Border Anxiety In The West Bank – OpEd
By Mondoweiss
By Philip Weiss
The anxiety hit when I least expected it tonight. We had finished a traditional meal in an organic restaurant in Bir Zeit that was playing techno music, then were walking up the narrow stone road in the old city, under a clear starlit sky, when my friends said I had missed the last bus out of Ramallah to East Jerusalem. So the non-Palestinians said that they would drive me.
Then all the questions arose. Did I have my passport? No. You can explain it, you were stupid, you left it in your hotel.
But what were you doing on the West Bank? We will say we went to the Dead Sea, that’s good. Alright, but what did we do there? Had dinner. But where? What is the name of a hotel by the Dead Sea?
The friends said this was routine, but there was anxiety in the front seat too. One of them was Israeli, and it is illegal for him to be here, in Area A. The law is there to protect him, he said with mockery–it is dangerous for Israelis to be in Palestinian areas. So he’d lie about being an Israeli, he had a passport from another country. As for the European in the car–well, we would have to go out of our way to her place and get papers. Oh but the car was not registered in her name–
We did our strategizing as we drove. My Israeli friend called another friend. It was agreed that Qalandiya crossing wouldn’t work. They were sure to ask too many questions. He might be arrested, and given an 8,000 shekel fine (about $2500). It was much better to go through Hizma crossing. That was used mostly by settlers, and so there would be fewer questions. The guards were more likely to shrug at my NY driver’s license.
The drive took an hour. We had to go around the Israeli settlements and the wall jutting into the West Bank, we had to drive back into the Judaean hills. The European woman said that another journalist had done a story about this– is it possible to drive from Ramallah to Hebron, these two big Palestinian cities in the land of the future Palestinian state– is it possible to go even one minute in the heart of the future Palestinian state without seeing an Israeli presence? The journalist found that it isn’t. You can’t go even one minute…

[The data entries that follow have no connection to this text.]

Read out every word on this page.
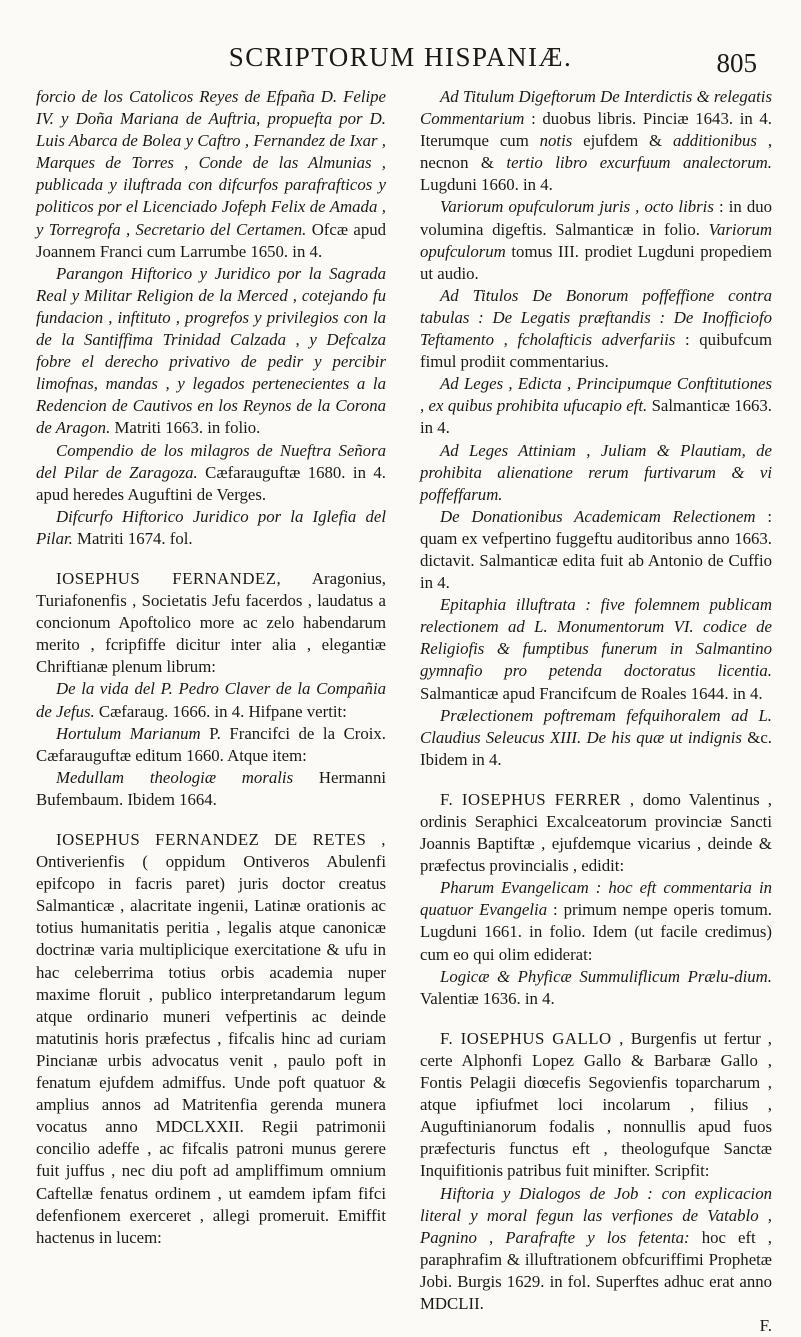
SCRIPTORUM HISPANIÆ.	805

forcio de los Catolicos Reyes de Efpaña D. Felipe IV. y Doña Mariana de Auftria, propuefta por D. Luis Abarca de Bolea y Caftro , Fernandez de Ixar , Marques de Torres , Conde de las Almunias , publicada y iluftrada con difcurfos parafrafticos y politicos por el Licenciado Jofeph Felix de Amada , y Torregrofa , Secretario del Certamen. Ofcæ apud Joannem Franci cum Larrumbe 1650. in 4.

Parangon Hiftorico y Juridico por la Sagrada Real y Militar Religion de la Merced , cotejando fu fundacion , inftituto , progrefos y privilegios con la de la Santiffima Trinidad Calzada , y Defcalza fobre el derecho privativo de pedir y percibir limofnas, mandas , y legados pertenecientes a la Redencion de Cautivos en los Reynos de la Corona de Aragon. Matriti 1663. in folio.

Compendio de los milagros de Nueftra Señora del Pilar de Zaragoza. Cæfarauguftæ 1680. in 4. apud heredes Auguftini de Verges.

Difcurfo Hiftorico Juridico por la Iglefia del Pilar. Matriti 1674. fol.

IOSEPHUS FERNANDEZ, Aragonius, Turiafonenfis , Societatis Jefu facerdos , laudatus a concionum Apoftolico more ac zelo habendarum merito , fcripfiffe dicitur inter alia , elegantiæ Chriftianæ plenum librum:

De la vida del P. Pedro Claver de la Compañia de Jefus. Cæfaraug. 1666. in 4. Hifpane vertit:

Hortulum Marianum P. Francifci de la Croix. Cæfarauguftæ editum 1660. Atque item:

Medullam theologiæ moralis Hermanni Bufembaum. Ibidem 1664.

IOSEPHUS FERNANDEZ DE RETES , Ontiverienfis ( oppidum Ontiveros Abulenfi epifcopo in facris paret) juris doctor creatus Salmanticæ , alacritate ingenii, Latinæ orationis ac totius humanitatis peritia , legalis atque canonicæ doctrinæ varia multiplicique exercitatione & ufu in hac celeberrima totius orbis academia nuper maxime floruit , publico interpretandarum legum atque ordinario muneri vefpertinis ac deinde matutinis horis præfectus , fifcalis hinc ad curiam Pincianæ urbis advocatus venit , paulo poft in fenatum ejufdem admiffus. Unde poft quatuor & amplius annos ad Matritenfia gerenda munera vocatus anno MDCLXXII. Regii patrimonii concilio adeffe , ac fifcalis patroni munus gerere fuit juffus , nec diu poft ad ampliffimum omnium Caftellæ fenatus ordinem , ut eamdem ipfam fifci defenfionem exerceret , allegi promeruit. Emiffit hactenus in lucem:

Ad Titulum Digeftorum De Interdictis & relegatis Commentarium : duobus libris. Pinciæ 1643. in 4. Iterumque cum notis ejufdem & additionibus , necnon & tertio libro excurfuum analectorum. Lugduni 1660. in 4.

Variorum opufculorum juris , octo libris : in duo volumina digeftis. Salmanticæ in folio. Variorum opufculorum tomus III. prodiet Lugduni propediem ut audio.

Ad Titulos De Bonorum poffeffione contra tabulas : De Legatis præftandis : De Inofficiofo Teftamento , fcholafticis adverfariis : quibufcum fimul prodiit commentarius.

Ad Leges , Edicta , Principumque Conftitutiones , ex quibus prohibita ufucapio eft. Salmanticæ 1663. in 4.

Ad Leges Attiniam , Juliam & Plautiam, de prohibita alienatione rerum furtivarum & vi poffeffarum.

De Donationibus Academicam Relectionem : quam ex vefpertino fuggeftu auditoribus anno 1663. dictavit. Salmanticæ edita fuit ab Antonio de Cuffio in 4.

Epitaphia illuftrata : five folemnem publicam relectionem ad L. Monumentorum VI. codice de Religiofis & fumptibus funerum in Salmantino gymnafio pro petenda doctoratus licentia. Salmanticæ apud Francifcum de Roales 1644. in 4.

Prælectionem poftremam fefquihoralem ad L. Claudius Seleucus XIII. De his quæ ut indignis &c. Ibidem in 4.

F. IOSEPHUS FERRER , domo Valentinus , ordinis Seraphici Excalceatorum provinciæ Sancti Joannis Baptiftæ , ejufdemque vicarius , deinde & præfectus provincialis , edidit:

Pharum Evangelicam : hoc eft commentaria in quatuor Evangelia : primum nempe operis tomum. Lugduni 1661. in folio. Idem (ut facile credimus) cum eo qui olim ediderat:

Logicæ & Phyficæ Summuliflicum Prælu-dium. Valentiæ 1636. in 4.

F. IOSEPHUS GALLO , Burgenfis ut fertur , certe Alphonfi Lopez Gallo & Barbaræ Gallo , Fontis Pelagii diœcefis Segovienfis toparcharum , atque ipfiufmet loci incolarum , filius , Auguftinianorum fodalis , nonnullis apud fuos præfecturis functus eft , theologufque Sanctæ Inquifitionis patribus fuit minifter. Scripfit:

Hiftoria y Dialogos de Job : con explicacion literal y moral fegun las verfiones de Vatablo , Pagnino , Parafrafte y los fetenta: hoc eft , paraphrafim & illuftrationem obfcuriffimi Prophetæ Jobi. Burgis 1629. in fol. Superftes adhuc erat anno MDCLII.

F.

We drove by many soldiers, marking the boundary of Area A and Area C between Ramallah and Qalandiyah, and then again near Hizma crossing. There was a big checkpoint in the road to keep crazed Israeli Palestinians from driving out from East Jerusalem into the settlement roads. A soldier stood strangely bent over a semiautomatic weapon, gleaming in the streetlights. “Pure racial profiling,” said my Israeli friend.
I didn’t even notice the soldier’s wave, as we slid through the checkpoint. He did this with his hand, my friend mimed, because we looked Israeli. Behind us a car with the woman in the hijab got pulled over for questioning. But we were free, in Jerusalem.
What a different kind of space we had entered. Like an inner suburb in Europe. Broad avenues, brightly lit. Big curvilinear sculptures on the side of the road. A sculpture of a cat and a kitten. Grass verges on the road. The new electric tram to bring settlers into the city.
Do you see how much effort is spent to separate the Palestinian area we were in—in Bir Zeit and Ramallah–from the man who lives here, in Pisgat Ze’ev? said my friend. It’s the bubble, I said. No it’s more, it’s psychic, they have no idea of that other world, and they have pushed it away, and they have been doing it since ’48.
And though I say Jerusalem, the municipal border is miles east of the Green Line. We passed through several gleaming Jewish neighborhoods built to encircle the city– Givat Benjamin. French Hill. Pisgat Zeev. Now and then we went flying along the wall, cutting off a piece of the West Bank. And the minaret over barbed wire. The West Bank is also a prison, my friend said.
From the back seat I offered that when liberal American Zionists come out here and go back home and say that the two state solution is over or in danger, it is Jerusalem that has hit them over the head, this sprawling enmeshing extension of the border. My friend said, The architecture of it is breathtaking, you just have to study it. I said that always call it Jim Crow, to be safe for American readers; but really when you are driving an hour out of your way past the hilltop settlements and the divided roads, and the barbed wire festooned with tattered plastic bags and the wall and the guard towers, you think of apartheid, and of ancient ghettoes in Europe. Though I am not sure who is more ghettoized….
My Israeli friend despairs for the Jews. There are so few of us in the world; and look what we have done here. I reminded him of the Zygmunt Baumann interview that had appeared in the Hebrew press not long ago, the Polish philosopher who survived the Holocaust, and what for me was the most haunting line in it. Israel is achieving what Hitler dreamed of: he wanted the world to hate Jews.
The world is here. That’s one surprise about my first day in Israel and Palestine. I am seeing more international journalists than ever before. Italy. Sweden. France. England. Some have come for the statehood initiative– the big billboards that say, We can dismantle injustice. These journalists love the story. And really it is an amazing story– just the architecture of East Jerusalem, of racial separation and colonization and cultural anxiety and persecution. Some day the American press will discover it.